TOUR ME THIS
I’m really getting a great opportunity to appreciate DC even more than I already did. I just came to shoot off this quick post from listening to some DC GO-GO upstairs while cleaning the room. Ok, I’ll admit that I enjoy GO-GO music and Baltimore club. So sue me. Anyhow, we went to Smithsonian Anacostia Museum and Center for African American History and Culture today. We also went to see the Korean and Vietnam War Memorials today. We were actually supposed to go see the World War II but we went there instead. We’ll see WWII next weekend on our next adventure.
I was so moved at the African American Museum because it highlighted writers of the new Renaisannce that began in the 80s and that I feel still continues today. Highlighted were Valerie Boyd, Octavia E. Butler, Kenneth Carroll, Edwidge Danticat, Samuel R. Delany, Eloise Greenfield, Charles Johnson, Dolores Kendrick, and Walter D. Myers. Now, we all know that there are tons of names missing from that list, but to see someone paying homage to these few made me feel really good. It also made me very very sad.

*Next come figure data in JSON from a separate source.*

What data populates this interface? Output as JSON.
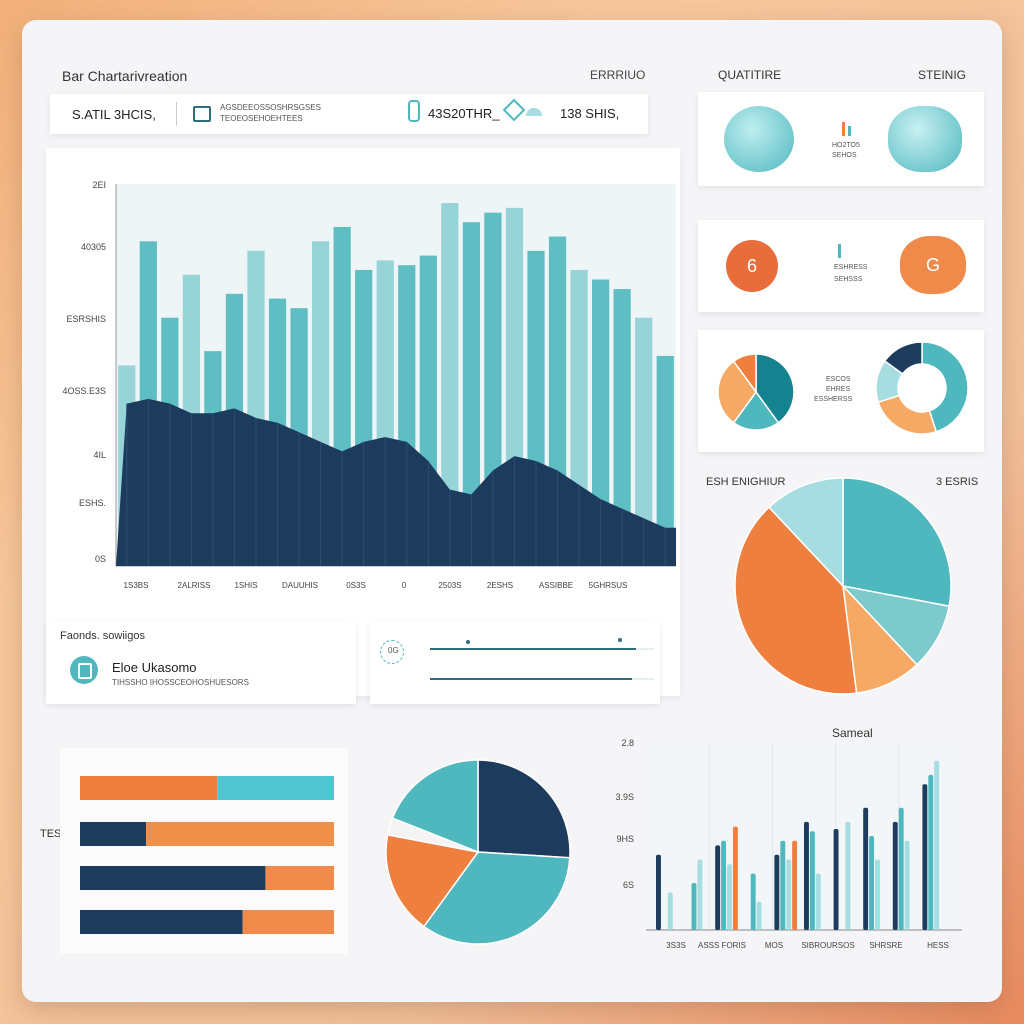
{
  "colors": {
    "navy": "#1d3b5c",
    "teal": "#4fb8bf",
    "teal_light": "#a6dde0",
    "orange": "#ef7f3f",
    "orange_light": "#f5a964"
  },
  "header": {
    "title": "Bar Chartarivreation",
    "right_label": "ERRRIUO"
  },
  "toolbar": {
    "left_value": "S.ATIL 3HCIS,",
    "mid_text_1": "AGSDEEOSSOSHRSGSES",
    "mid_text_2": "TEOEOSEHOEHTEES",
    "value_2": "43S20THR_",
    "value_3": "138 SHIS,"
  },
  "main_chart": {
    "y_tick_labels": [
      "2EI",
      "40305",
      "ESRSHIS",
      "4OSS.E3S",
      "4IL",
      "ESHS.",
      "0S"
    ],
    "x_tick_labels": [
      "1S3BS",
      "2ALRISS",
      "1SHIS",
      "DAUUHIS",
      "0S3S",
      "0",
      "2503S",
      "2ESHS",
      "ASSIBBE",
      "5GHRSUS"
    ]
  },
  "chart_data": {
    "type": "bar",
    "x": [
      1,
      2,
      3,
      4,
      5,
      6,
      7,
      8,
      9,
      10,
      11,
      12,
      13,
      14,
      15,
      16,
      17,
      18,
      19,
      20,
      21,
      22,
      23,
      24,
      25,
      26
    ],
    "series": [
      {
        "values": [
          42,
          68,
          52,
          61,
          45,
          57,
          66,
          56,
          54,
          68,
          71,
          62,
          64,
          63,
          65,
          76,
          72,
          74,
          75,
          66,
          69,
          62,
          60,
          58,
          52,
          44
        ]
      },
      {
        "values": [
          34,
          35,
          34,
          32,
          32,
          33,
          31,
          30,
          28,
          26,
          24,
          26,
          27,
          26,
          22,
          16,
          15,
          20,
          23,
          22,
          20,
          17,
          14,
          12,
          10,
          8
        ]
      }
    ],
    "ylim": [
      0,
      80
    ]
  },
  "feature_card": {
    "title": "Faonds. sowiigos",
    "heading": "Eloe Ukasomo",
    "subtext": "TIHSSHO IHOSSCEOHOSHUESORS"
  },
  "progress_card": {
    "label_1": "0G",
    "bar_1": 0.92,
    "bar_2": 0.9
  },
  "kpi": {
    "left_title": "QUATITIRE",
    "right_title": "STEINIG",
    "row1": {
      "text_1": "HO2TO5",
      "text_2": "SEHOS"
    },
    "row2": {
      "left_value": "6",
      "right_value": "G",
      "text_1": "ESHRESS",
      "text_2": "SEHSSS"
    },
    "row3": {
      "text_1": "ESCOS",
      "text_2": "EHRES",
      "text_3": "ESSHERSS"
    }
  },
  "pie_section": {
    "left_label": "ESH ENIGHIUR",
    "right_label": "3 ESRIS",
    "slices": [
      {
        "value": 28,
        "color": "#4fb8bf"
      },
      {
        "value": 10,
        "color": "#7ccacb"
      },
      {
        "value": 10,
        "color": "#f5a964"
      },
      {
        "value": 40,
        "color": "#ef7f3f"
      },
      {
        "value": 12,
        "color": "#a6dde0"
      }
    ]
  },
  "hbar_chart": {
    "side_label": "TESS.",
    "rows": [
      {
        "left": 0.54,
        "left_color": "#ef7f3f",
        "right_color": "#4fc6cf"
      },
      {
        "left": 0.26,
        "left_color": "#1d3b5c",
        "right_color": "#ef8f4a"
      },
      {
        "left": 0.73,
        "left_color": "#1d3b5c",
        "right_color": "#f08a4a"
      },
      {
        "left": 0.64,
        "left_color": "#1d3b5c",
        "right_color": "#f08a4a"
      }
    ]
  },
  "bottom_pie": {
    "slices": [
      {
        "value": 26,
        "color": "#1d3b5c"
      },
      {
        "value": 34,
        "color": "#4fb8bf"
      },
      {
        "value": 18,
        "color": "#ef7f3f"
      },
      {
        "value": 3,
        "color": "#f4f4f4"
      },
      {
        "value": 19,
        "color": "#4fb8bf"
      }
    ]
  },
  "right_bar_chart": {
    "title": "Sameal",
    "y_tick_labels": [
      "2.8",
      "3.9S",
      "9HS",
      "6S"
    ],
    "x_tick_labels": [
      "3S3S",
      "ASSS FORIS",
      "MOS",
      "SIBROURSOS",
      "SHRSRE",
      "HESS"
    ],
    "series": [
      {
        "color": "#1d3b5c",
        "values": [
          32,
          0,
          36,
          0,
          32,
          46,
          43,
          52,
          46,
          62
        ]
      },
      {
        "color": "#4fb8bf",
        "values": [
          0,
          20,
          38,
          24,
          38,
          42,
          0,
          40,
          52,
          66
        ]
      },
      {
        "color": "#a6dde0",
        "values": [
          16,
          30,
          28,
          12,
          30,
          24,
          46,
          30,
          38,
          72
        ]
      },
      {
        "color": "#ef7f3f",
        "values": [
          0,
          0,
          44,
          0,
          38,
          0,
          0,
          0,
          0,
          0
        ]
      }
    ],
    "ylim": [
      0,
      80
    ]
  }
}
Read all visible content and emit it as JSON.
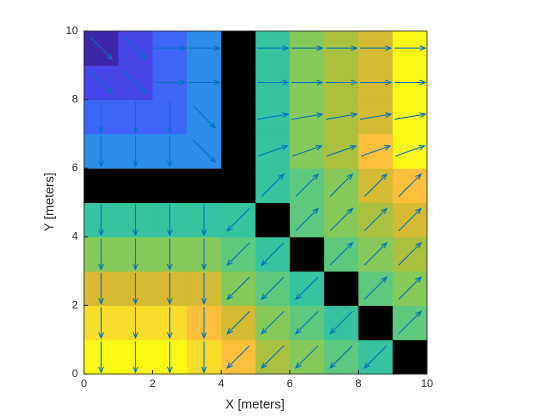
{
  "chart_data": {
    "type": "heatmap-quiver",
    "xlabel": "X [meters]",
    "ylabel": "Y [meters]",
    "xlim": [
      0,
      10
    ],
    "ylim": [
      0,
      10
    ],
    "xticks": [
      0,
      2,
      4,
      6,
      8,
      10
    ],
    "yticks": [
      0,
      2,
      4,
      6,
      8,
      10
    ],
    "x": [
      0.5,
      1.5,
      2.5,
      3.5,
      4.5,
      5.5,
      6.5,
      7.5,
      8.5,
      9.5
    ],
    "y": [
      0.5,
      1.5,
      2.5,
      3.5,
      4.5,
      5.5,
      6.5,
      7.5,
      8.5,
      9.5
    ],
    "clim": [
      1,
      12
    ],
    "colormap": [
      "#3e26a8",
      "#4745e8",
      "#3d66f7",
      "#2b8de8",
      "#36c3a0",
      "#5ec97e",
      "#85c95a",
      "#aac140",
      "#d4bb33",
      "#fcbf3c",
      "#f7dd2a",
      "#f9f914"
    ],
    "null_color": "#000000",
    "arrow_color": "#0072bd",
    "values": [
      [
        12,
        12,
        12,
        11,
        10,
        8,
        7,
        6,
        5,
        null
      ],
      [
        11,
        11,
        11,
        10,
        9,
        7,
        6,
        5,
        null,
        6
      ],
      [
        9,
        9,
        9,
        9,
        7,
        6,
        5,
        null,
        6,
        7
      ],
      [
        7,
        7,
        7,
        7,
        6,
        5,
        null,
        6,
        7,
        8
      ],
      [
        5,
        5,
        5,
        5,
        5,
        null,
        6,
        7,
        8,
        9
      ],
      [
        null,
        null,
        null,
        null,
        null,
        5,
        6,
        7,
        9,
        10
      ],
      [
        4,
        4,
        4,
        4,
        null,
        5,
        7,
        8,
        10,
        12
      ],
      [
        3,
        3,
        3,
        4,
        null,
        5,
        7,
        8,
        9,
        12
      ],
      [
        2,
        2,
        3,
        4,
        null,
        5,
        7,
        8,
        9,
        12
      ],
      [
        1,
        2,
        3,
        4,
        null,
        5,
        7,
        8,
        9,
        12
      ]
    ],
    "u": [
      [
        0,
        0,
        0,
        0,
        -0.65,
        -0.65,
        -0.65,
        -0.65,
        -0.65,
        null
      ],
      [
        0,
        0,
        0,
        0,
        -0.65,
        -0.65,
        -0.65,
        -0.65,
        null,
        0.65
      ],
      [
        0,
        0,
        0,
        0,
        -0.65,
        -0.65,
        -0.65,
        null,
        0.65,
        0.65
      ],
      [
        0,
        0,
        0,
        0,
        -0.65,
        -0.65,
        null,
        0.65,
        0.65,
        0.65
      ],
      [
        0,
        0,
        0,
        0,
        -0.65,
        null,
        0.65,
        0.65,
        0.65,
        0.65
      ],
      [
        null,
        null,
        null,
        null,
        null,
        0.65,
        0.65,
        0.65,
        0.65,
        0.65
      ],
      [
        0,
        0,
        0,
        0.65,
        null,
        0.85,
        0.85,
        0.85,
        0.85,
        0.85
      ],
      [
        0,
        0,
        0,
        0.65,
        null,
        0.9,
        0.9,
        0.9,
        0.9,
        0.9
      ],
      [
        0.65,
        0.65,
        0.9,
        0.9,
        null,
        0.9,
        0.9,
        0.9,
        0.9,
        0.9
      ],
      [
        0.65,
        0.65,
        0.9,
        0.9,
        null,
        0.9,
        0.9,
        0.9,
        0.9,
        0.9
      ]
    ],
    "v": [
      [
        -0.9,
        -0.9,
        -0.9,
        -0.9,
        -0.65,
        -0.65,
        -0.65,
        -0.65,
        -0.65,
        null
      ],
      [
        -0.9,
        -0.9,
        -0.9,
        -0.9,
        -0.65,
        -0.65,
        -0.65,
        -0.65,
        null,
        0.65
      ],
      [
        -0.9,
        -0.9,
        -0.9,
        -0.9,
        -0.65,
        -0.65,
        -0.65,
        null,
        0.65,
        0.65
      ],
      [
        -0.9,
        -0.9,
        -0.9,
        -0.9,
        -0.65,
        -0.65,
        null,
        0.65,
        0.65,
        0.65
      ],
      [
        -0.9,
        -0.9,
        -0.9,
        -0.9,
        -0.65,
        null,
        0.65,
        0.65,
        0.65,
        0.65
      ],
      [
        null,
        null,
        null,
        null,
        null,
        0.65,
        0.65,
        0.65,
        0.65,
        0.65
      ],
      [
        -0.9,
        -0.9,
        -0.9,
        -0.65,
        null,
        0.3,
        0.3,
        0.3,
        0.3,
        0.3
      ],
      [
        -0.9,
        -0.9,
        -0.9,
        -0.65,
        null,
        0.15,
        0.15,
        0.15,
        0.15,
        0.15
      ],
      [
        -0.65,
        -0.65,
        0,
        0,
        null,
        0,
        0,
        0,
        0,
        0
      ],
      [
        -0.65,
        -0.65,
        0,
        0,
        null,
        0,
        0,
        0,
        0,
        0
      ]
    ]
  }
}
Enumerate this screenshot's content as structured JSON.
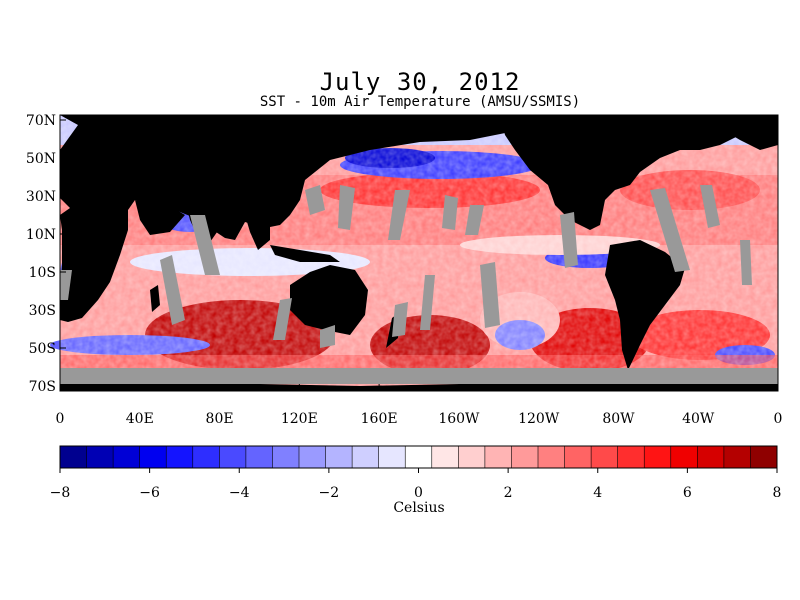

When I left Albany, I left dreams of writing behind. I decided that holding on to a love that would probably leave me with the same faith that my idol Zora had, was just not worth it. So I came here and decided to start fresh. I decided that I would go back to school and if necessary, obtain another Bachelor’s degree or a Masters in something absolutely unrelated to English. But being in that museum reinforced the fact that this is my passion. I live for words and the power that it exudes. I know that in my weblogs I often play around, cutting sentences, creating grammatically incorrect phrases, cursing, and all that. But when I sit at a table with my pen and notebook and just write…..That is when I feel the happiest. It’s hard to think that people can take a thing as powerful as words and disregard it. It’s hard to believe that people cannot respect the genius that it takes to create totally new and interesting works to read that have the ability to be understood cross culturally. This is what I want to do. This, and nothing else.
This is my confession. Hopefully, in whatever it is that I do in September, I can have the opportunity to write and share as I have always wanted.